Tampa Bay Rays manager Joe Maddon was ejected from Game 2 of the AL division series for arguing a checked swing by Texas' Michael Young.
Maddon was thrown out by plate umpire Jim Wolf in the fifth inning Thursday after Young hit a three-run homer to give the Rangers a 5-0 lead.
One pitch earlier, Young tried to stop his swing on a 2-2 pitch. Wolf appealed to first base umpire Jerry Meals, who ruled that Young held up in time. Rays players were incensed on the bench, and replays showed that Young probably went too far.
After the home run, Maddon left the dugout to talk with reliever Chad Qualls. The manager yelled at Meals from the mound, then argued with Wolf when the umpire arrived at the huddle and was tossed.
"That's just the way baseball is. It's a game of inches, a game of opportunity," Qualls said. "It hasn't been going our way right now. Obviously, it's no excuse for the pitch that followed the check-swing."

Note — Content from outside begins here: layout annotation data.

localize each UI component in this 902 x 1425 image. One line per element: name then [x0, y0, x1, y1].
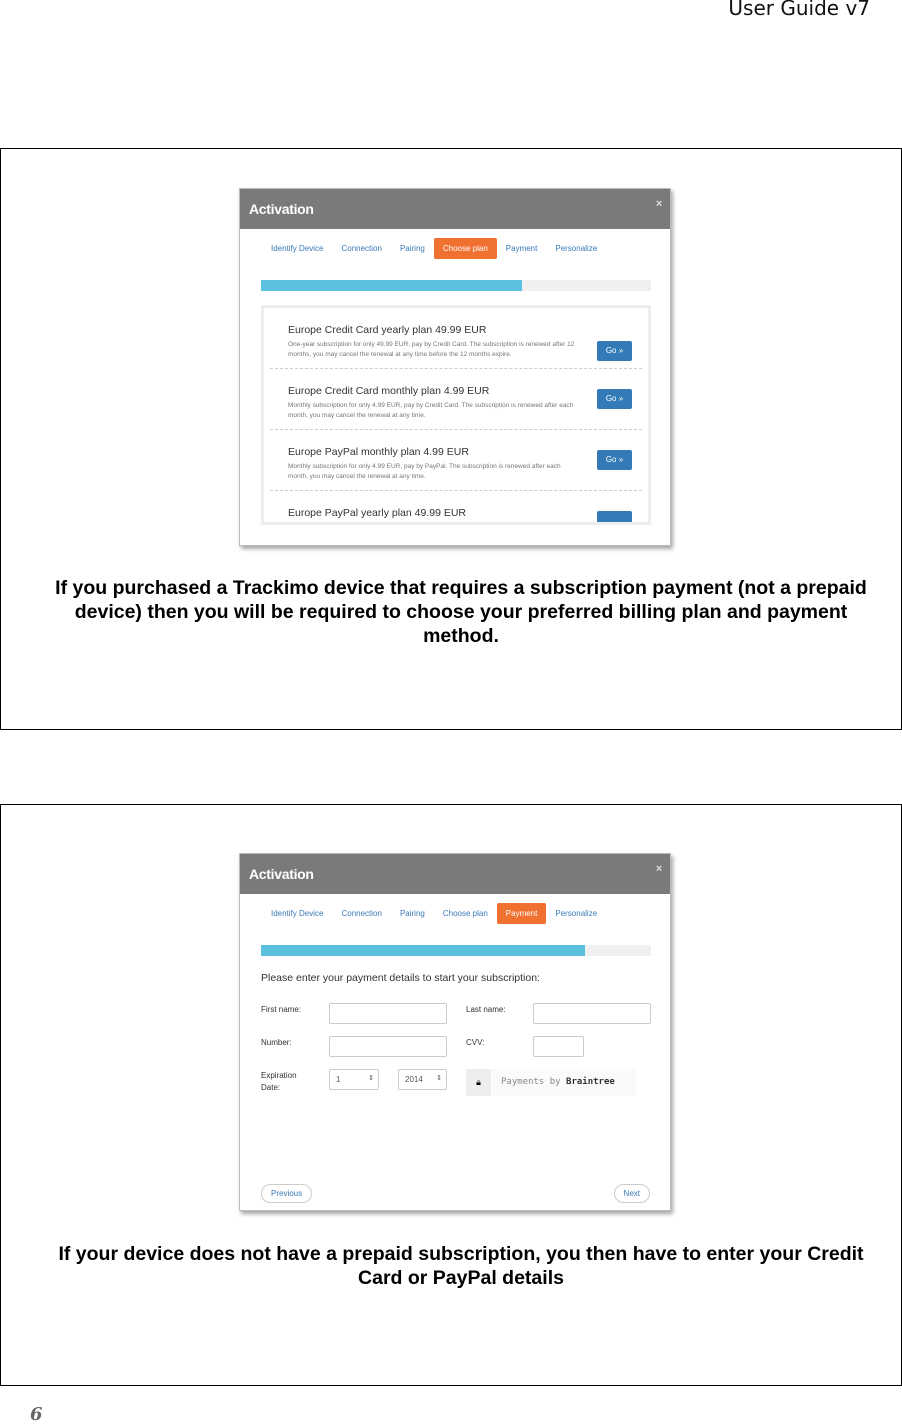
month-select[interactable]: 1 ⇕ — [329, 1069, 379, 1090]
tab-payment[interactable]: Payment — [496, 903, 547, 924]
plan-item: Europe Credit Card monthly plan 4.99 EUR… — [270, 369, 642, 430]
tab-pairing[interactable]: Pairing — [391, 903, 434, 924]
progress-fill — [261, 945, 585, 956]
wizard-tabs: Identify Device Connection Pairing Choos… — [262, 238, 606, 259]
wizard-tabs: Identify Device Connection Pairing Choos… — [262, 903, 606, 924]
plan-description: One-year subscription for only 49.99 EUR… — [288, 341, 575, 358]
braintree-brand: Braintree — [566, 1077, 615, 1087]
first-name-label: First name: — [261, 1005, 302, 1014]
select-arrows-icon: ⇕ — [436, 1075, 442, 1082]
tab-personalize[interactable]: Personalize — [546, 238, 606, 259]
year-value: 2014 — [405, 1075, 423, 1084]
go-button[interactable]: Go » — [597, 341, 632, 361]
progress-bar — [261, 280, 651, 291]
braintree-prefix: Payments by — [501, 1077, 567, 1087]
modal-header: Activation × — [240, 189, 670, 229]
card-number-input[interactable] — [329, 1036, 447, 1057]
progress-bar — [261, 945, 651, 956]
close-icon[interactable]: × — [656, 198, 662, 210]
go-button[interactable] — [597, 511, 632, 522]
previous-button[interactable]: Previous — [261, 1184, 313, 1203]
activation-modal: Activation × Identify Device Connection P… — [239, 188, 671, 546]
cvv-label: CVV: — [466, 1038, 485, 1047]
tab-pairing[interactable]: Pairing — [391, 238, 434, 259]
go-button[interactable]: Go » — [597, 389, 632, 409]
last-name-label: Last name: — [466, 1005, 506, 1014]
figure-frame-2: Activation × Identify Device Connection P… — [0, 804, 902, 1386]
first-name-input[interactable] — [329, 1003, 447, 1024]
plan-title: Europe PayPal monthly plan 4.99 EUR — [288, 446, 469, 458]
plan-description: Monthly subscription for only 4.99 EUR, … — [288, 402, 574, 419]
progress-fill — [261, 280, 523, 291]
modal-title: Activation — [249, 201, 314, 217]
cvv-input[interactable] — [533, 1036, 584, 1057]
number-label: Number: — [261, 1038, 292, 1047]
caption: If your device does not have a prepaid s… — [58, 1243, 864, 1289]
braintree-badge: 🔒︎ Payments by Braintree — [466, 1069, 636, 1096]
close-icon[interactable]: × — [656, 863, 662, 875]
modal-title: Activation — [249, 866, 314, 882]
tab-choose-plan[interactable]: Choose plan — [433, 238, 497, 259]
plan-item: Europe PayPal yearly plan 49.99 EUR — [270, 491, 642, 522]
activation-modal: Activation × Identify Device Connection P… — [239, 853, 671, 1211]
tab-connection[interactable]: Connection — [332, 238, 390, 259]
plan-item: Europe Credit Card yearly plan 49.99 EUR… — [270, 308, 642, 369]
tab-personalize[interactable]: Personalize — [546, 903, 606, 924]
month-value: 1 — [336, 1075, 341, 1084]
select-arrows-icon: ⇕ — [368, 1075, 374, 1082]
year-select[interactable]: 2014 ⇕ — [398, 1069, 447, 1090]
plan-title: Europe PayPal yearly plan 49.99 EUR — [288, 507, 467, 519]
plan-title: Europe Credit Card monthly plan 4.99 EUR — [288, 385, 490, 397]
plan-list[interactable]: Europe Credit Card yearly plan 49.99 EUR… — [261, 305, 651, 525]
lock-icon: 🔒︎ — [466, 1069, 491, 1096]
payment-intro: Please enter your payment details to sta… — [261, 972, 540, 984]
modal-header: Activation × — [240, 854, 670, 894]
go-button[interactable]: Go » — [597, 450, 632, 470]
document-header: User Guide v7 — [728, 0, 870, 20]
caption: If you purchased a Trackimo device that … — [55, 577, 867, 647]
tab-connection[interactable]: Connection — [332, 903, 390, 924]
last-name-input[interactable] — [533, 1003, 651, 1024]
tab-payment[interactable]: Payment — [497, 238, 547, 259]
tab-identify-device[interactable]: Identify Device — [262, 238, 332, 259]
plan-title: Europe Credit Card yearly plan 49.99 EUR — [288, 324, 487, 336]
plan-description: Monthly subscription for only 4.99 EUR, … — [288, 463, 561, 480]
tab-choose-plan[interactable]: Choose plan — [434, 903, 497, 924]
plan-item: Europe PayPal monthly plan 4.99 EUR Month… — [270, 430, 642, 491]
next-button[interactable]: Next — [613, 1184, 650, 1203]
page-number: 6 — [30, 1404, 43, 1425]
expiration-label: Expiration Date: — [261, 1071, 297, 1092]
tab-identify-device[interactable]: Identify Device — [262, 903, 332, 924]
figure-frame-1: Activation × Identify Device Connection P… — [0, 148, 902, 730]
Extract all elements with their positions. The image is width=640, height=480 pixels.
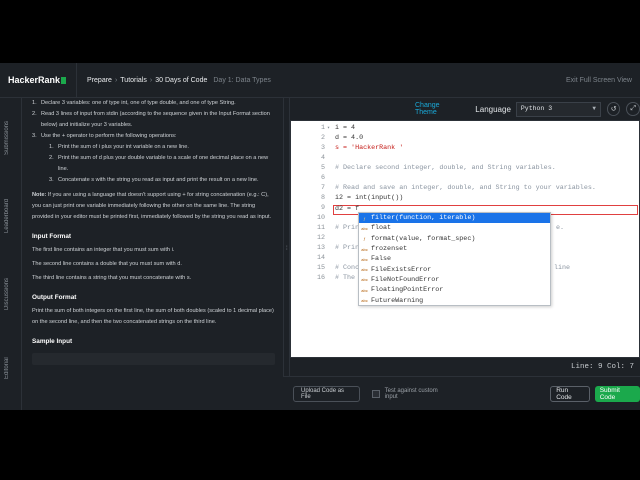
note-paragraph: Note: If you are using a language that d… [32,192,272,220]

It was the 16th time a manager was ejected from a postseason game and the first since Tony La Russa was thrown out of St. Louis' 2-1 loss at Houston in Game 4 of the NL championship series on Oct. 16, 2005, according to research by STATS LLC.
Texas won 6-0 to take a 2-0 lead in the best-of-five series.
Maddon also disputed a crucial call early in Wednesday's 5-1 loss to the Rangers. Plate umpire Tim Welke said a pitch hit Carlos Pena's bat with the bases loaded, ruling it a foul tip. Maddon unsuccessfully argued that Pena was hit by the pitch.
Tampa Bay failed to score when Pena and Rocco Baldelli struck out.
"Those guys are human as much as we are," Rays starter James Shields said. "Obviously, this is a frustrating time. We were losing 2-0 at the time and I think that was a crucial at-bat. ... I felt he went, and I think if they go back they might say the same thing. But when it's going game speed, sometimes the eye is not as fast as the hand."
Welke, the umpire crew chief, said it was a judgment call by Meals.
"He felt it was close, but he felt he didn't go, and that's what he said," Welke said.
Young said the pitch was a slider that broke out of the strike zone "at the last minute."
"I checked. If he had rung me up, I would have walked back to the dugout and focused on defense like I usually do," he said. "I got the call in my favor and just tried to lock in on the strike zone at that point."